Plant Sciences Group, Department of Plant Sciences, Wageningen University and Research, Droevendaalsesteeg 1, P.O. Box 386, 6700 AJ, Wageningen, The Netherlands.
BMC Bioinformatics. 2022 Feb 14;23(1):67. doi: 10.1186/s12859-022-04607-z.
Quantitative trait locus (QTL) analysis allows to identify regions responsible for a trait and to associate alleles with their effect on phenotypes. When using biallelic markers to find these QTL regions, two alleles per QTL are modelled. This assumption might be close to reality in specific biparental crosses but is unrealistic in situations where broader genetic diversity is studied. Diversity panels used in genome-wide association studies or multi-parental populations can easily harbour multiple QTL alleles at each locus, more so in the case of polyploids that carry more than two alleles per individual. In such situations a multiallelic model would be closer to reality, allowing for different genetic effects for each potential allele in the population. To obtain such multiallelic markers we propose the usage of haplotypes, concatenations of nearby SNPs. We developed "mpQTL" an R package that can perform a QTL analysis at any ploidy level under biallelic and multiallelic models, depending on the marker type given. We tested the effect of genetic diversity on the power and accuracy difference between bi-allelic and multiallelic models using a set of simulated multiparental autotetraploid, outbreeding populations. Multiallelic models had higher detection power and were more precise than biallelic, SNP-based models, particularly when genetic diversity was higher. This confirms that moving to multi-allelic QTL models can lead to improved detection and characterization of QTLs. KEY MESSAGE: QTL detection in populations with more than two functional QTL alleles (which is likely in multiparental and/or polyploid populations) is more powerful when using multiallelic models, rather than biallelic models.

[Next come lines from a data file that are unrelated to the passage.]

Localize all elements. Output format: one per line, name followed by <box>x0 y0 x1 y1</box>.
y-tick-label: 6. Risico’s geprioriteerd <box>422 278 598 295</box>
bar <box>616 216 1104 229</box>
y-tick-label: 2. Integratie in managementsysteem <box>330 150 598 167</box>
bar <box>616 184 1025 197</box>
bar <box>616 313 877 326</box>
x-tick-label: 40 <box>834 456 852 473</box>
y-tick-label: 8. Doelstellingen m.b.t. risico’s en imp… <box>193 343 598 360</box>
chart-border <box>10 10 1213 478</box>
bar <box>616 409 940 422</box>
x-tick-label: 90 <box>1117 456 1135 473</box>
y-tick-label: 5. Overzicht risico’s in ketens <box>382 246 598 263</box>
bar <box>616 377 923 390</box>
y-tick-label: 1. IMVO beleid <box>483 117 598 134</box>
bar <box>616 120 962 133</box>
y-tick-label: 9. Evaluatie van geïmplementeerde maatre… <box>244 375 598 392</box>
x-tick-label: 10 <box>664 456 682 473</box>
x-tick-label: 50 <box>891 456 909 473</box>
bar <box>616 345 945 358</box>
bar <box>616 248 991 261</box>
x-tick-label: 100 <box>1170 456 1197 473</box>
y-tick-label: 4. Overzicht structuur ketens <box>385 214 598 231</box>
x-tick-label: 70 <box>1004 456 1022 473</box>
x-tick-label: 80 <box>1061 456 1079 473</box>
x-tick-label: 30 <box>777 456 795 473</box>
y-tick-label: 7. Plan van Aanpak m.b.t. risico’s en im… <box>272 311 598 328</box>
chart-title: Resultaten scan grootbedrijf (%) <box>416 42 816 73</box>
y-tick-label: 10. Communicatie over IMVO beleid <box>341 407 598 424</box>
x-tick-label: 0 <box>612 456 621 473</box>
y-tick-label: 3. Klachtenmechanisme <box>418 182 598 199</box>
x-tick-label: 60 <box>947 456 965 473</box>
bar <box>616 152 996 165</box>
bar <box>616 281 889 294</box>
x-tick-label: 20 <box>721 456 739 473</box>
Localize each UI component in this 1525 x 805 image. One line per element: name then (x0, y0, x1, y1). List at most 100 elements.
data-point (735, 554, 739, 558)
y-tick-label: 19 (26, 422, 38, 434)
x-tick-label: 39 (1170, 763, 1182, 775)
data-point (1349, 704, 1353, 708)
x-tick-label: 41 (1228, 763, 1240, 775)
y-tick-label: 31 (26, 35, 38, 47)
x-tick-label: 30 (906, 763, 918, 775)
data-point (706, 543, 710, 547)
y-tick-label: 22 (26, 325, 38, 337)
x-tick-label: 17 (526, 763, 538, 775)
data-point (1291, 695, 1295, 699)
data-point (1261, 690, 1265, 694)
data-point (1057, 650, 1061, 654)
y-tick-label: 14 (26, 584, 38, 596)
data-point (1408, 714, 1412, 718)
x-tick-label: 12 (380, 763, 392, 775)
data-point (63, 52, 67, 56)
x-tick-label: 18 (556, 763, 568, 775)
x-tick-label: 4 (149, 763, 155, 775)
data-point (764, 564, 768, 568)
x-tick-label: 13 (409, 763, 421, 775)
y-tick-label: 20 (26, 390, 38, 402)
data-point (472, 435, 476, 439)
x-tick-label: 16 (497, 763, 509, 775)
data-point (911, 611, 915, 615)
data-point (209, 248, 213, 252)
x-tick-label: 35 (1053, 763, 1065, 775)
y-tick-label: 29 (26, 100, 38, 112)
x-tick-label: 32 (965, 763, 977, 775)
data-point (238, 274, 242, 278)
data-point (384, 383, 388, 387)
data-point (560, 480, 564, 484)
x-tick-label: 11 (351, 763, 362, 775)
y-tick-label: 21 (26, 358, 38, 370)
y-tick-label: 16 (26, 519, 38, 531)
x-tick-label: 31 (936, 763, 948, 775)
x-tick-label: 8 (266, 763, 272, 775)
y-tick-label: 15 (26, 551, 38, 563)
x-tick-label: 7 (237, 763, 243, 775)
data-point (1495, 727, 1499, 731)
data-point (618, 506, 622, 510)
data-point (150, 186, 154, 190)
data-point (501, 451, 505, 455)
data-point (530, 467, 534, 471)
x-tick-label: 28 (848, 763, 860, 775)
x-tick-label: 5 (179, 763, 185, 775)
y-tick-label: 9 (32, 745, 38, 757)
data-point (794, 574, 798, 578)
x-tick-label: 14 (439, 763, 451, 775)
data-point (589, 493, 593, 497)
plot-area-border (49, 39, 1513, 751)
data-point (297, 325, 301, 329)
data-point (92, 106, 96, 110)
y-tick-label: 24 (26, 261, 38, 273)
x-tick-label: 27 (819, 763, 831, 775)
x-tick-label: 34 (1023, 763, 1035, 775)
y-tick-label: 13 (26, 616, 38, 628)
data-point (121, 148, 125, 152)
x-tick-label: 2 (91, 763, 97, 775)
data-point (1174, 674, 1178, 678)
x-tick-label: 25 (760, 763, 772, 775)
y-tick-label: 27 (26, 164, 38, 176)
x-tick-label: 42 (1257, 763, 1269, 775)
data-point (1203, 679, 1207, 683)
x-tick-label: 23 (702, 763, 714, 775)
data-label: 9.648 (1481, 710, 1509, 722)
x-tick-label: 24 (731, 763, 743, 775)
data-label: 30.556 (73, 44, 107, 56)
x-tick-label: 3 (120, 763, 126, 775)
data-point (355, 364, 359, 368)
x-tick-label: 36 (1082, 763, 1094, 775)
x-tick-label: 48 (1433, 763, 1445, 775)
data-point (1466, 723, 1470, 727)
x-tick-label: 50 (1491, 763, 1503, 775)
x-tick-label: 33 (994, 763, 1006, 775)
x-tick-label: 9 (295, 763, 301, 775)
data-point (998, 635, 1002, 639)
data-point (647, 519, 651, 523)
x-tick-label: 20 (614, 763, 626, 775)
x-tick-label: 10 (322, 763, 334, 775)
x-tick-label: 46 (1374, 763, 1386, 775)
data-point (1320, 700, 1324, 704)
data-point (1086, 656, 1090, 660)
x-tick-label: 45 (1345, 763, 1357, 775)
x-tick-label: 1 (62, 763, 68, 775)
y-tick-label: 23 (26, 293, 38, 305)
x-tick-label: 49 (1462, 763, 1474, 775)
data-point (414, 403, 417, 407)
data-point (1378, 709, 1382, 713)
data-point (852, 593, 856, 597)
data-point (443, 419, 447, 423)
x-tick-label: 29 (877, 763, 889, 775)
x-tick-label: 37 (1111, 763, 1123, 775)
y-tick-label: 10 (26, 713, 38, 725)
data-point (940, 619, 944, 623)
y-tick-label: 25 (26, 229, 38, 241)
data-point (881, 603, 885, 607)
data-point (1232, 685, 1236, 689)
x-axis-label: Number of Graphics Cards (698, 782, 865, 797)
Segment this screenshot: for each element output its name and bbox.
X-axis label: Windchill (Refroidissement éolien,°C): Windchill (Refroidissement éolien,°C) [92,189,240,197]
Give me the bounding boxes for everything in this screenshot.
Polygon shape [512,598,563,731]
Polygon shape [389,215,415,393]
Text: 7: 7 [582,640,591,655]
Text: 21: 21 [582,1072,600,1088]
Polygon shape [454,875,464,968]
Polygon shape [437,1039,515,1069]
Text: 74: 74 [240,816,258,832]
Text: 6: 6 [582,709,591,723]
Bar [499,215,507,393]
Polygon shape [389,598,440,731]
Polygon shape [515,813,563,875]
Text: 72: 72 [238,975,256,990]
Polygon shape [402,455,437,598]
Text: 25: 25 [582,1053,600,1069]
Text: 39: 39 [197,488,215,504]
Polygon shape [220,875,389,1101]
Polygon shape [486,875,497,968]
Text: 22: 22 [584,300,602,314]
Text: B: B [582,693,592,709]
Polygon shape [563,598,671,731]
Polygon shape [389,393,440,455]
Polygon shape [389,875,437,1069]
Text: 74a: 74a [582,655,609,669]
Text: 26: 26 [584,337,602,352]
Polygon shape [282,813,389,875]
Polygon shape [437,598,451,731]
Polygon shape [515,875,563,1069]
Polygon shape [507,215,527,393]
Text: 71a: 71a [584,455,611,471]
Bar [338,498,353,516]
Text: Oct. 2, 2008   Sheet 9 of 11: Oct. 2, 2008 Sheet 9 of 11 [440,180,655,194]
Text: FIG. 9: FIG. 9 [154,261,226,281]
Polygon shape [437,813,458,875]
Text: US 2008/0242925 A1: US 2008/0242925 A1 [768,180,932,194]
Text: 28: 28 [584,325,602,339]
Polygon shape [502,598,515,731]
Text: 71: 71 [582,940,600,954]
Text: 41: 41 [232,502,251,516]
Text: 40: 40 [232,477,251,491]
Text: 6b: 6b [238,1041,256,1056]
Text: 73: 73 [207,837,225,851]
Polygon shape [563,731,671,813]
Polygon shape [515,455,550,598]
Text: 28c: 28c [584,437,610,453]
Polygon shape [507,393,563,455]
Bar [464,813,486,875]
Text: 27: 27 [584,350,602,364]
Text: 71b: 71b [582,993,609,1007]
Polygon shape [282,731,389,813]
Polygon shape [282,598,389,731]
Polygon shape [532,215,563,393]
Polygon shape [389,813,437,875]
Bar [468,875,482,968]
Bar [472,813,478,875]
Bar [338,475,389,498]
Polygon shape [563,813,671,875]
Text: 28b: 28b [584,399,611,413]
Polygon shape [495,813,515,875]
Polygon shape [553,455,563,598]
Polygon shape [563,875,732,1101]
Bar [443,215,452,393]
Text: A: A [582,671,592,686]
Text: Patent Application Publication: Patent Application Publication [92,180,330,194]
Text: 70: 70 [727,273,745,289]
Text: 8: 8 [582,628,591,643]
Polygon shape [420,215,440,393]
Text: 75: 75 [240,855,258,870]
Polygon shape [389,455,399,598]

数量性状位点 (QTL) 分析可用于识别负责特定性状的区域,并将等位基因与其对表型的影响联系起来。当使用双等位基因标记来寻找这些 QTL 区域时,每个 QTL 会建模两个等位基因。在特定的双亲杂交中,这种假设可能接近现实,但在研究更广泛遗传多样性的情况下则不现实。在全基因组关联研究或多亲群体中使用的多样性面板在每个位点上很容易携带多个 QTL 等位基因,在多倍体的情况下更是如此,因为每个个体携带的等位基因超过两个。在这种情况下,多等位基因模型更接近现实,可以为群体中的每个潜在等位基因赋予不同的遗传效应。为了获得这种多等位基因标记,我们建议使用单倍型,即附近 SNP 的串联。我们开发了“mpQTL”,这是一个 R 包,可以在双等位基因和多等位基因模型下,根据给定的标记类型,在任何倍性水平上进行 QTL 分析。我们使用一组模拟的多亲体自交四倍体、异交群体,测试了遗传多样性对双等位基因和多等位基因模型之间的检测能力和准确性差异的影响。多等位基因模型比双等位基因、基于 SNP 的模型具有更高的检测能力和更高的准确性,尤其是当遗传多样性更高时。这证实了向多等位基因 QTL 模型的转变可以提高 QTL 的检测和特征描述。关键信息:在具有两个以上功能 QTL 等位基因的群体(在多亲体和/或多倍体群体中很可能存在)中,使用多等位基因模型而不是双等位基因模型可以更有效地检测 QTL。